Technically, immediate resistance lies at $1.3050—a potential double-top level. A decisive break above could open the path toward $1.3422, a level last tested in early September. Cable bulls remain firmly in control as rate cut expectations cool and political clarity emerges.
USD/JPY – Bullish Momentum Builds Above 149.77
The yen softened modestly, with USD/JPY climbing 0.4% to 149.77, as short-term bullish momentum builds. The pair could test the critical resistance zone between 150.60 and 151.45 provided it maintains strength above 148.40.
A confirmed bullish divergence on MACD and signs of a weekly stochastic crossover from oversold territory reinforce the bullish case. Market participants are closely watching how BOJ policy unfolds, especially against the backdrop of potential domestic political changes.

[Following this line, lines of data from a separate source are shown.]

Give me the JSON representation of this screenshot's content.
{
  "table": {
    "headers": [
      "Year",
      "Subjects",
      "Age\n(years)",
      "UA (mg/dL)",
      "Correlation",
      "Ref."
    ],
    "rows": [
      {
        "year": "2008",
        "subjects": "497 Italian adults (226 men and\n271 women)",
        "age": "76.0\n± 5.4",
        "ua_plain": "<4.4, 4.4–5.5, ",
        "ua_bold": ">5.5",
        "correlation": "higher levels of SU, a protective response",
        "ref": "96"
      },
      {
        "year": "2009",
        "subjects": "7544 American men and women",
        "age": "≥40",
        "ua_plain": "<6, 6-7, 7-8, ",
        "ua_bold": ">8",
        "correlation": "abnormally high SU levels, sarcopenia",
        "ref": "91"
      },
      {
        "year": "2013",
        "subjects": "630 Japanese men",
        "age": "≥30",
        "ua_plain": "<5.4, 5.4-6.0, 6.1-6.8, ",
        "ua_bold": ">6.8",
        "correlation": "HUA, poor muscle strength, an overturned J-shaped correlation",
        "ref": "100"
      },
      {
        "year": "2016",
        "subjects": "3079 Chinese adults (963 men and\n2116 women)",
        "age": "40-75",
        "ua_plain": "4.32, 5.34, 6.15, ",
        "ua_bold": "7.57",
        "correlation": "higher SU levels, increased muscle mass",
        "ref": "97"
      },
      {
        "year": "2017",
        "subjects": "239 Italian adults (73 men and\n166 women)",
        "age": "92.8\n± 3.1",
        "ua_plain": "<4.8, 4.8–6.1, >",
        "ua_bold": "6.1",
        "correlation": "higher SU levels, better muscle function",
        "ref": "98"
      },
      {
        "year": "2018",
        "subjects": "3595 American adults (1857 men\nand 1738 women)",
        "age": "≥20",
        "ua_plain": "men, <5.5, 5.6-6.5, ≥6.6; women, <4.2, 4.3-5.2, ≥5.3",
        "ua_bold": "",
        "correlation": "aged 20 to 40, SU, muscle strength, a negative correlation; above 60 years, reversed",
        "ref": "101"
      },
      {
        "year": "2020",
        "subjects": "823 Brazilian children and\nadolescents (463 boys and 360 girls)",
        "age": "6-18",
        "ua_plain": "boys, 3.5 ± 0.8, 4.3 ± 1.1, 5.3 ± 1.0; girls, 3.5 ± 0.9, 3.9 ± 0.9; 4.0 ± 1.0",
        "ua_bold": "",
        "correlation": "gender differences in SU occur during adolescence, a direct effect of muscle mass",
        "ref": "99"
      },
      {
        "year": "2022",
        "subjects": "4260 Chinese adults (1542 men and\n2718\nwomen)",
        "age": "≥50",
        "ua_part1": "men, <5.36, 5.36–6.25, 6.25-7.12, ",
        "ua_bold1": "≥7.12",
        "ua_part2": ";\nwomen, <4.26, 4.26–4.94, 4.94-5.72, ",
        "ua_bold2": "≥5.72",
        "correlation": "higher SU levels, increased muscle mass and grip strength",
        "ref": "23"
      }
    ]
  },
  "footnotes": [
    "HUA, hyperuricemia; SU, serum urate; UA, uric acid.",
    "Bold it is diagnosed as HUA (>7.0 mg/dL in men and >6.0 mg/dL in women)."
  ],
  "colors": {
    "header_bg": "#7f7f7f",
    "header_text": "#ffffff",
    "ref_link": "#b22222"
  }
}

BOJ may continue its rate-hike path, regardless of political uncertainty. Given inflation concerns and Trump’s criticism of yen weakness, Japan’s next leader is unlikely to advocate a return to monetary easing. Any fiscal expansion or tax cuts resulting from political shifts could drive long-end JGB yields higher—a factor that FX traders should not ignore.
Conclusion
As the dollar faces headwinds from policy divergence and geopolitical tensions, the euro and pound have seized the opportunity to reclaim ground, while the yen shows signs of a tactical rebound supported by technical momentum and rate path clarity. The upcoming German vote, central bank decisions, and diplomatic developments will set the tone for FX markets in the sessions ahead.